Astrocyte and microglial activation after gp120.A, C, Each graph was generated by analyzing every captured image at 0–100% threshold. By doing so, each image varied through the range of 100–0% of the field that was black. This allows the midrange of the functions to be determined for statistical analysis. The downward arrows in A andC indicate the point on the function that was statistically analyzed and graphically presented in Band D, respectively.

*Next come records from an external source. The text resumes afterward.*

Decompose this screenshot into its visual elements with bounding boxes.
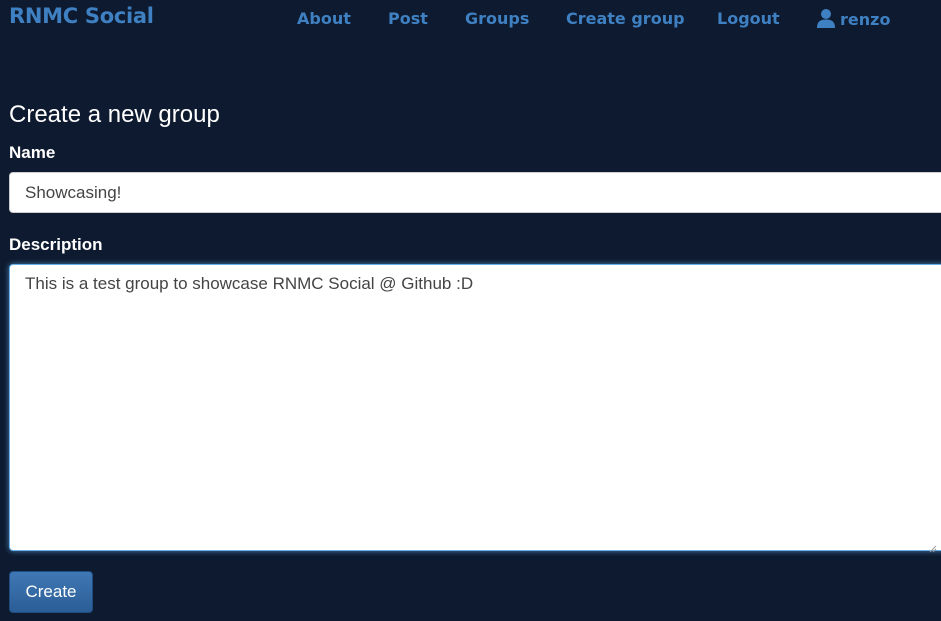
group-description-textarea[interactable]: This is a test group to showcase RNMC So…: [9, 264, 941, 551]
nav-about-link[interactable]: About: [297, 9, 351, 28]
description-label: Description: [9, 235, 103, 254]
nav-groups-link[interactable]: Groups: [465, 9, 529, 28]
user-icon: [816, 8, 836, 28]
top-navbar: RNMC Social About Post Groups Create gro…: [0, 0, 941, 40]
resize-grip-icon[interactable]: [929, 540, 937, 553]
name-label: Name: [9, 143, 56, 162]
create-group-page: RNMC Social About Post Groups Create gro…: [0, 0, 941, 621]
page-title: Create a new group: [9, 101, 220, 128]
nav-user-profile-link[interactable]: renzo: [816, 7, 890, 29]
nav-logout-link[interactable]: Logout: [717, 9, 780, 28]
brand-logo-link[interactable]: RNMC Social: [9, 4, 154, 28]
user-name: renzo: [840, 10, 891, 29]
nav-post-link[interactable]: Post: [388, 9, 428, 28]
group-name-input[interactable]: [9, 172, 941, 213]
create-button[interactable]: Create: [9, 571, 93, 613]
nav-create-group-link[interactable]: Create group: [566, 9, 685, 28]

B, Compared with vehicle controls (white bar), an increase in astrocyte activation (GFAP immunoreactivity) progressively occurred between 4 hr (black bar), 8 hr (herringbone bar), and 18 hr (striped bar) after intrathecal gp120.D, Increased microglial activation (OX-42 labeling) occurred after gp120 (time points as described above) compared with vehicle controls (white bar).

Fig. 11.

Photomicrographs of activation of dorsal lumbar spinal cord astrocytes by intrathecal gp120. A, C, GFAP labeling of lumbar dorsal horn at 8 and 18 hr, respectively, after intrathecal vehicle. B, D, GFAP labeling of lumbar dorsal horn at 8 and 18 hr, respectively, after intrathecal gp120. Scale bar, 50 μm. veh, Vehicle.

Fig. 12.

Photomicrographs of activation of dorsal lumbar spinal cord microglia by intrathecal gp120. A, C, OX-42 labeling of lumbar dorsal horn at 8 and 18 hr, respectively, after intrathecal vehicle. B, D, OX-42 labeling of lumbar dorsal horn at 8 and 18 hr, respectively, after intrathecal gp120. Scale bar, 50 μm.